Shale gas has given Britain a lifeline if we can take on the vested interests
WITH the recent suggestion by the electricity network that factories and businesses could be asked to ration power use to prevent blackouts, the announcement of UK shale gas reserves that – if recoverable – would be the largest in the world comes in the nick of time. We must take on the unholy alliance of vested interests, from Vladimir Putin to Friends of the Earth, who want to stop Britain grasping this energy lifeline.
The energy drought we face is stark. Regulator Ofgem now warns that our back-up energy stocks will fall to 2 per cent by 2015. The chances of blackouts will increase from one in 47 years to one in 12 years. Up until now, we’ve faced the unsavoury choice of keeping coal-fired power stations running – which is bad for the environment – or waiting for the lights to go out. For all the hype over current renewable technologies, they can’t meet UK energy needs without unthinkable hikes in prices. The last Labour government’s reckless failure to replace ageing power stations, and its infatuation with forcing customers to squander billions subsidising inefficient technologies like solar panels and wind farms, saw the number of households in fuel poverty double between 2004 and 2010. That left 5m homes struggling to stay warm in winter.
In truth, the environmental bandwagon, rolling since the Kyoto Protocol, has not made Britain greener. As Oxford University’s energy professor Dieter Helm argues, politicians’ obsession with current renewable technologies amounts to picking “winners [that] turn out to be some of the most expensive ways known to man to marginally reduce carbon emissions.” The government estimates that CO2 emissions produced in the UK fell by 19 per cent between 1990 and 2009, while emissions consumed rose by 20 per cent – driven by a near quadrupling of emissions produced to create Chinese imports. We haven’t kicked our carbon addiction, just replaced domestic with foreign suppliers.

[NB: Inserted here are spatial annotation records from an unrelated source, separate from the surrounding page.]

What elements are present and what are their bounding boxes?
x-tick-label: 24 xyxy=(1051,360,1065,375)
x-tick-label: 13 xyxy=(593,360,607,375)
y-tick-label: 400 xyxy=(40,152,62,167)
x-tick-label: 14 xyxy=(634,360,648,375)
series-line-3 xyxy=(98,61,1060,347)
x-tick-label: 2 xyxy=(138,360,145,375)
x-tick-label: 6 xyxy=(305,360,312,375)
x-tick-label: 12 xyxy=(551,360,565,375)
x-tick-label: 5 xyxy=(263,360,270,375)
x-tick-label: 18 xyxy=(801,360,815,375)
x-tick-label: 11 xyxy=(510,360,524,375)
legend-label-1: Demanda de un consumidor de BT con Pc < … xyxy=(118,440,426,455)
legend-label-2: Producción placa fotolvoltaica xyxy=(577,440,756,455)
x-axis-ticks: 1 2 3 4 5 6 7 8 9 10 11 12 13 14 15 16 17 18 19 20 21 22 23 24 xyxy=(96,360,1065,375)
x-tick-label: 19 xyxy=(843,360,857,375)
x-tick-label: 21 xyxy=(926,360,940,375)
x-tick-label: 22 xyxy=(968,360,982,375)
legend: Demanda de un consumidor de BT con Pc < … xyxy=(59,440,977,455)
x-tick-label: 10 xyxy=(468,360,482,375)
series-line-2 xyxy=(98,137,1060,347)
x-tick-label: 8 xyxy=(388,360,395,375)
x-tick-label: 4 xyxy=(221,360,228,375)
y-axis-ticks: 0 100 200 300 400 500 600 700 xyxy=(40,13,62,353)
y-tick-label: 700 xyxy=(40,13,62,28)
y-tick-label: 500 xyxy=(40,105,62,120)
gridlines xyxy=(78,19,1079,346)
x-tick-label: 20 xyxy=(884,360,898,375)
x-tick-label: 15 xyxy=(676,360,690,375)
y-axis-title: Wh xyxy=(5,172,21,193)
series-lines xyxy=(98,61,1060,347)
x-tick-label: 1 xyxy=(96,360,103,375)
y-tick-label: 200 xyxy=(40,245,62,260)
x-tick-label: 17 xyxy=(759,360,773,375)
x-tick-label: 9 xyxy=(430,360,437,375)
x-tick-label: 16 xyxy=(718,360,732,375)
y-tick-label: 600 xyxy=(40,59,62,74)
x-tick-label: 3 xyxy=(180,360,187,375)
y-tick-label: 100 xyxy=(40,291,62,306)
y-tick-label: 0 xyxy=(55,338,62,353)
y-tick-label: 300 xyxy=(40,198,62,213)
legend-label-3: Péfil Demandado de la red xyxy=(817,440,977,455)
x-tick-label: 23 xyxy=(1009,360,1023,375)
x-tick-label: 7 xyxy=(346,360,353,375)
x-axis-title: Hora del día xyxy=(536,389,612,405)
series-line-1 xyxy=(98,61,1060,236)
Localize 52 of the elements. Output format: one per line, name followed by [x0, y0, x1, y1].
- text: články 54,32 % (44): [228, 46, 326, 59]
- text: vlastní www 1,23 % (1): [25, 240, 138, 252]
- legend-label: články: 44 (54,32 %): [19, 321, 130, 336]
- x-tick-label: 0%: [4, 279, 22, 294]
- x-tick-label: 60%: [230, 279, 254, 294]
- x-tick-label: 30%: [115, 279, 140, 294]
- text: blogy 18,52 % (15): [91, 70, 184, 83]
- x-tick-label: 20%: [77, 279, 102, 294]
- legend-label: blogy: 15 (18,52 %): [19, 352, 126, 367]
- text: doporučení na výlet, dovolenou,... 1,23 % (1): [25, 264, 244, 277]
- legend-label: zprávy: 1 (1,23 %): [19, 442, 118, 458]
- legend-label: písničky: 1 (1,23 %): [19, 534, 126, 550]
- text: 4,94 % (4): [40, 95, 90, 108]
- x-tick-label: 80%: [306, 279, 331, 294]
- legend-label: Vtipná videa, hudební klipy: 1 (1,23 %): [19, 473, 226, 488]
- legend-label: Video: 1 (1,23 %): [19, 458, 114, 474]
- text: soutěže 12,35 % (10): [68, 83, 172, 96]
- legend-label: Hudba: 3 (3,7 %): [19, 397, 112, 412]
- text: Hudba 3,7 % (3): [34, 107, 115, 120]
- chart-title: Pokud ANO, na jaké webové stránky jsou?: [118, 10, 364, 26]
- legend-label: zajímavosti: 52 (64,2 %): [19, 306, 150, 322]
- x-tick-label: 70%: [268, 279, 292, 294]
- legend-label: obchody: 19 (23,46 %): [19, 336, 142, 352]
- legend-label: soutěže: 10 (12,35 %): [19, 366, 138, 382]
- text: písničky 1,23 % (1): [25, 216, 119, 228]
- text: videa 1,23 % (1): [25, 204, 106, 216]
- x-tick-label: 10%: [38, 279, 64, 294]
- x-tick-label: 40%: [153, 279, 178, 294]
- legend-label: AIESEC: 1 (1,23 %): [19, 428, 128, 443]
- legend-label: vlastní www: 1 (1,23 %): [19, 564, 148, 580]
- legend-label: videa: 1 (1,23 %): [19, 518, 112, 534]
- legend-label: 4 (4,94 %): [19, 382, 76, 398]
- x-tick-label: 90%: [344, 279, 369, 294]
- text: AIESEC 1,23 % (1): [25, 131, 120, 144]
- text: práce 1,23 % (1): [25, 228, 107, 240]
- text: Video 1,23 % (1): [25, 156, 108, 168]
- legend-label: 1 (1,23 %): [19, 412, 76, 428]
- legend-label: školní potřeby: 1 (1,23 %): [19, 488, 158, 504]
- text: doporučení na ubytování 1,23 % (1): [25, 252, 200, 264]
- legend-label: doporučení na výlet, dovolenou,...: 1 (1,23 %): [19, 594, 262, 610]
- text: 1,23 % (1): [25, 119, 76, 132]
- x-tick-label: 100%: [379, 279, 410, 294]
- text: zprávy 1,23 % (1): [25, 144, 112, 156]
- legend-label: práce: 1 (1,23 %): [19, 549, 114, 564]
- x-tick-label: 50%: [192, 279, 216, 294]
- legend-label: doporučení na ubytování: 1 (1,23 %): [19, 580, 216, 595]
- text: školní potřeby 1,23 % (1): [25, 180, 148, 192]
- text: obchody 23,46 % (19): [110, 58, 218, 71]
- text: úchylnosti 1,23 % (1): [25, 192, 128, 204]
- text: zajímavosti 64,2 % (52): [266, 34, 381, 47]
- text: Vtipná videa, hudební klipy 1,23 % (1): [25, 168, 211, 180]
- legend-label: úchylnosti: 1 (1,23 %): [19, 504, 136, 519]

A renaissance in nuclear power can help meet long-term energy demand, while decarbonising the economy. The coalition is close to a deal with EDF for a new nuclear power station at Hinkley Point. But replacing the capacity Labour left to rust will take time – and that is running out.
So last week’s report by the British Geological Survey, estimating 1,329 trillion cubic feet of shale gas in the Bowland-Hodder basin – from Cheshire to Lincolnshire – offers Britain a get out of jail card. The reserves equate to 47 years of total UK gas consumption, or 90 years of the UK’s North Sea gas production. Of course, not all of it will be extracted – and it will take time to devise the right regulatory regime. Still, the opportunities in the medium term are immense. The Institute of Directors estimates that it could meet a third of UK’s gas demand, support 74,000 jobs, boost the manufacturing and chemicals sectors, and help rejuvenate the North.
Shale will also help cut energy bills for low and middle income homes, by reducing reliance on expensive imports, and clearing the way to slash the £2.6bn consumers will fork out this year subsidising green boondoggles. Renewable technology can help us produce clean energy. But government’s role should be limited to funding research and development – it has a lousy track record of deciding which commercial ventures to back, as its solar and wind subsidies attest. The shift away from coal and imported gas, both dirtier than shale, will help Britain reduce its carbon emissions. As Helm points out: “Gas is already a much cheaper way of getting down emissions quickly than renewable or nuclear”.
Concerns have been raised about fracking, the firing of water and chemicals into underground rocks to release shale gas. But a review by the Royal Academy of Engineering and the Royal Society concluded the risks were very low and could be addressed through proper oversight. In reality, the spectre of polluted drinking water and earthquakes has been massively over-exaggerated by ideologically-driven activists.
As well as boosting energy supply and cutting emissions at home, the shale revolution will have major implications abroad. Tapping shale would wean Britain off expensive crude oil from the Middle East, reducing the risk of being sucked into its wars. We’d also be less dependent on Russian oil and gas, so the increasingly cantankerous President Putin can’t hold us over a barrel – one reason he has joined green activists in scaremongering about shale.
Reactionary opposition from those with vested interests cannot be allowed to win the day. Shale offers Britain the chance to forge an energy policy for the twenty-first century that makes economic, as well as environmental, common sense.
Dominic Raab is the Conservative MP for Esher & Walton.